Home / Dallas News / Mexico’s Lopez-Obrador loses ground in midterms and Chihuahua elects first woman governor

Mexico’s Lopez-Obrador loses ground in midterms and Chihuahua elects first woman governor

CHIHUAHUA CITY, Mexico — Chihuahua appears to have made history by electing its first female governor Sunday during pivotal nationwide midterms where Mexico’s President Andrés Manuel López Obrador’s political alliance won 9 of the 15 gubernatorial races.

But López Obrador’s dominant hold on Congress slipped.

His Morena political party will have a maximum of 203 votes in Congress which, together with allies, could mean López Obrador will have a maximum of 290 votes as he seeks to modify the federal constitution to enact far-reaching economic changes as part of his so-called Fourth Transformation. He needs 333 votes.

This will slow down the president’s attempt to change the constitution and he will be forced to negotiate with the Institutional Revolutionary Party (PRI), National Action Party (PAN) or Party of the Democratic Revolution (PRD) to achieve his ambitious economic agenda. However, the president still has the necessary votes to change laws and to approve the budget.

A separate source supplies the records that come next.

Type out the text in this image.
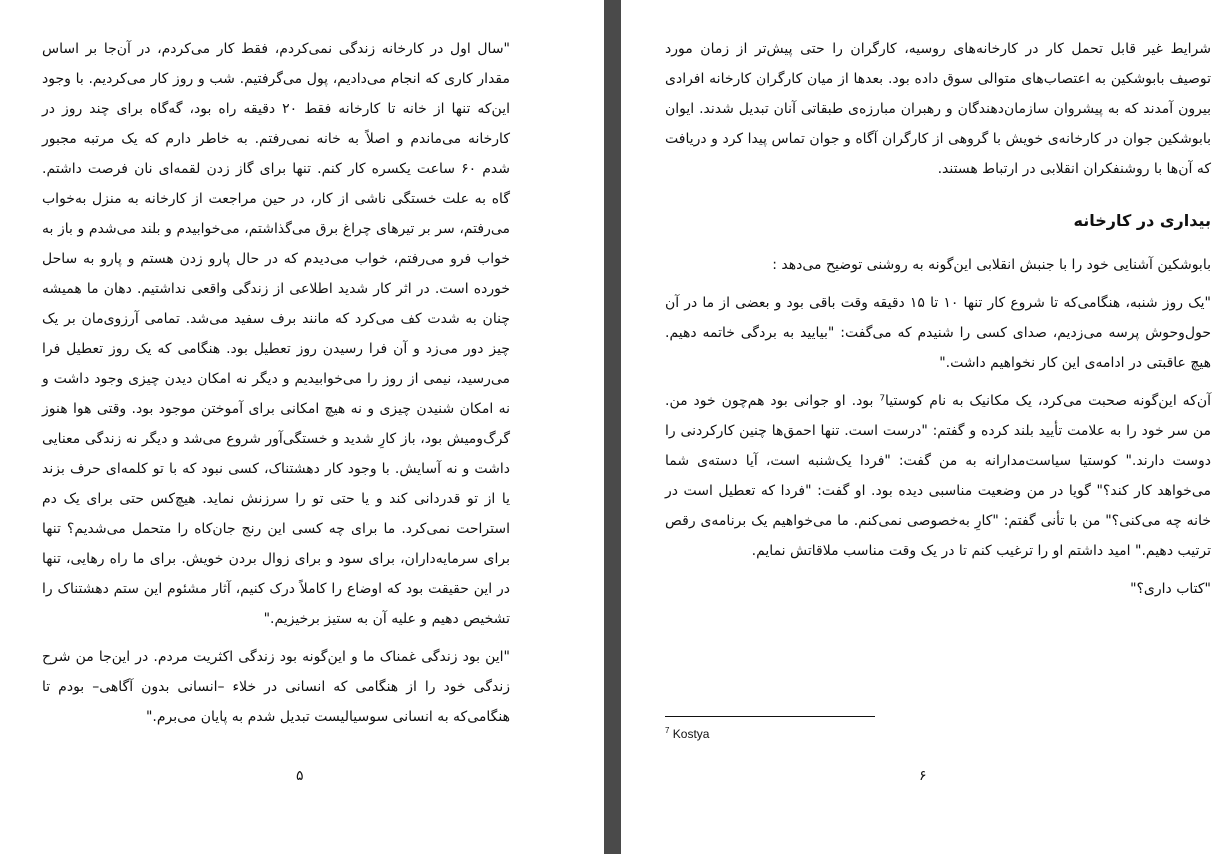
"سال اول در کارخانه زندگی نمی‌کردم، فقط کار می‌کردم، در آن‌جا بر اساس مقدار کاری که انجام می‌دادیم، پول می‌گرفتیم. شب و روز کار می‌کردیم. با وجود این‌که تنها از خانه تا کارخانه فقط ۲۰ دقیقه راه بود، گه‌گاه برای چند روز در کارخانه می‌ماندم و اصلاً به خانه نمی‌رفتم. به خاطر دارم که یک مرتبه مجبور شدم ۶۰ ساعت یکسره کار کنم. تنها برای گاز زدن لقمه‌ای نان فرصت داشتم. گاه به علت خستگی ناشی از کار، در حین مراجعت از کارخانه به منزل به‌خواب می‌رفتم، سر بر تیرهای چراغ برق می‌گذاشتم، می‌خوابیدم و بلند می‌شدم و باز به خواب فرو می‌رفتم، خواب می‌دیدم که در حال پارو زدن هستم و پارو به ساحل خورده است. در اثر کار شدید اطلاعی از زندگی واقعی نداشتیم. دهان ما همیشه چنان به شدت کف می‌کرد که مانند برف سفید می‌شد. تمامی آرزوی‌مان بر یک چیز دور می‌زد و آن فرا رسیدن روز تعطیل بود. هنگامی که یک روز تعطیل فرا می‌رسید، نیمی از روز را می‌خوابیدیم و دیگر نه امکان دیدن چیزی وجود داشت و نه امکان شنیدن چیزی و نه هیچ امکانی برای آموختن موجود بود. وقتی هوا هنوز گرگ‌ومیش بود، باز کارِ شدید و خستگی‌آور شروع می‌شد و دیگر نه زندگی معنایی داشت و نه آسایش. با وجود کار دهشتناک، کسی نبود که با تو کلمه‌ای حرف بزند یا از تو قدردانی کند و یا حتی تو را سرزنش نماید. هیچ‌کس حتی برای یک دم استراحت نمی‌کرد. ما برای چه کسی این رنج جان‌کاه را متحمل می‌شدیم؟ تنها برای سرمایه‌داران، برای سود و برای زوال بردن خویش. برای ما راه رهایی، تنها در این حقیقت بود که اوضاع را کاملاً درک کنیم، آثار مشئوم این ستم دهشتناک را تشخیص دهیم و علیه آن به ستیز برخیزیم."

"این بود زندگی غمناک ما و این‌گونه بود زندگی اکثریت مردم. در این‌جا من شرح زندگی خود را از هنگامی که انسانی در خلاء –انسانی بدون آگاهی– بودم تا هنگامی‌که به انسانی سوسیالیست تبدیل شدم به پایان می‌برم."

۵

شرایط غیر قابل تحمل کار در کارخانه‌های روسیه، کارگران را حتی پیش‌تر از زمان مورد توصیف بابوشکین به اعتصاب‌های متوالی سوق داده بود. بعدها از میان کارگران کارخانه افرادی بیرون آمدند که به پیشروان سازمان‌دهندگان و رهبران مبارزه‌ی طبقاتی آنان تبدیل شدند. ایوان بابوشکین جوان در کارخانه‌ی خویش با گروهی از کارگران آگاه و جوان تماس پیدا کرد و دریافت که آن‌ها با روشنفکران انقلابی در ارتباط هستند.

بیداری در کارخانه

بابوشکین آشنایی خود را با جنبش انقلابی این‌گونه به روشنی توضیح می‌دهد :

"یک روز شنبه، هنگامی‌که تا شروع کار تنها ۱۰ تا ۱۵ دقیقه وقت باقی بود و بعضی از ما در آن حول‌وحوش پرسه می‌زدیم، صدای کسی را شنیدم که می‌گفت: "بیایید به بردگی خاتمه دهیم. هیچ عاقبتی در ادامه‌ی این کار نخواهیم داشت."

آن‌که این‌گونه صحبت می‌کرد، یک مکانیک به نام کوستیا⁷ بود. او جوانی بود هم‌چون خود من. من سر خود را به علامت تأیید بلند کرده و گفتم: "درست است. تنها احمق‌ها چنین کارکردنی را دوست دارند." کوستیا سیاست‌مدارانه به من گفت: "فردا یک‌شنبه است، آیا دسته‌ی شما می‌خواهد کار کند؟" گویا در من وضعیت مناسبی دیده بود. او گفت: "فردا که تعطیل است در خانه چه می‌کنی؟" من با تأنی گفتم: "کارِ به‌خصوصی نمی‌کنم. ما می‌خواهیم یک برنامه‌ی رقص ترتیب دهیم." امید داشتم او را ترغیب کنم تا در یک وقت مناسب ملاقاتش نمایم.

"کتاب داری؟"

$^7$ Kostya
۶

In Chihuahua state, María Eugenia Campos Galván, known as Maru, won under the banner of PAN, which opposes Morena’s agenda. By Monday, with 83 percent of the votes counted, Campos held an 11 percentage point advantage over her nearest rival, Juan Carlos Loera, of Morena.

“Chihuahua has a female governor!” Campos Galvan said in a tweet Monday morning. “All of us who went out to vote won and in solidarity we achieved the defense of the state. Thank you all for making this dream come true.”

The electoral process was largely peaceful and as of Monday afternoon, there were no allegations of fraud.

The other state bordering Texas to hold elections was Nuevo Leon, where voters elected Samuel García, who ran as a candidate of the Citizen Movement (MC) Party. Early results show that García won with 700,352 votes, defeating Fernando Alejandro Larrazabal Breton of PAN.

García, 33, will be the youngest governor the state has ever had.

He has been notorious for his controversial comments on social media.

Many in Nuevo Leon and Chihuahua waged a fierce battle to curtail the president’s party. The battle was particularly nasty here in Chihuahua where Gov. Javier Corral Jurado refused to endorse Campos over allegations of corruption. Campos has denied such allegations.

Campos’ unofficial win was also impressive because she won without carrying Chihuahua’s electoral prize, Ciudad Juarez, across from El Paso. Loera, a native of the border city, spent most of his campaign in Ciudad Juárez.

In other races in northern Mexico, López Obrador’s party made important inroads.

Baja California went for many Morena candidates. López Obrador’s party also did well in the northern state of Sonora.

For the election, 33,698 Mexicans living in 92 countries registered to vote from abroad. The majority live in the United States. Mexicans in Dallas cast the highest number of votes from outside the state of Chihuahua in that northern state’s election.